Carrot Soup
- Melt 4 T. (1/2 stick) butter
- Add: 2 Onions, sliced
- 1 sprig of thyme
- Cook over medium-low heat until tender, about 10 minutes. A
- Add: 2 1/2 pounds of carrots, peeled and sliced (about 6 cups)
- Season with salt
- Cook for 5 minutes. Cooking the carrots with the onions for a while builds the flavor
- Add: 6 cups broth
- Bring to a boil, lower the heat, and simmer until the carrots are tender-about 30 minutes
- When done, season with salt to taste and puree if desired.
Variations -
*For a lighter, simpler version, use broth but skip the cooking of onions. Instead add them directly to the broth with the carrots and simmer until tender.
*Garnish with a bit of whipped cream or creme fraiche seasoned with salt and pepper and chopped herbs. Chervil, chives or tarragon are good choices.

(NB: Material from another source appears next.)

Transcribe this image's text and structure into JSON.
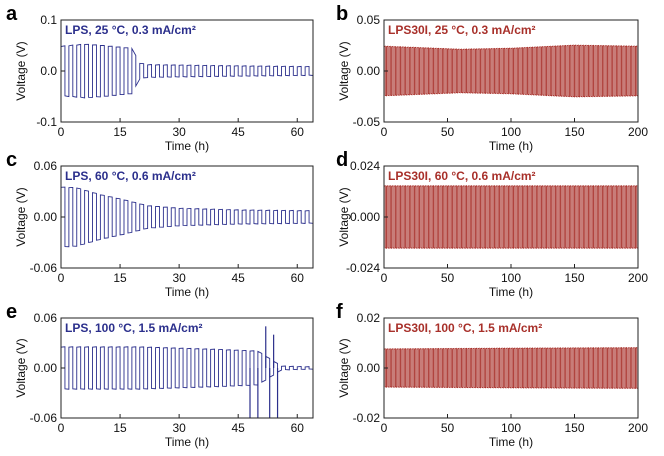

*Add 1/4 cup of basmati rice with the carrots and use water instead of broth. Add 1 cup of plain yogurt just before pureeing and garnish with mint.
*Cook a jalapeno pepper with the onions, add some cilantro before pureeing and garnish with chopped cilantro.
*Heat some clarified butter or olive oil, sizzle a spoonful of cumin seeds in it and spoon this over the soup as a garnish.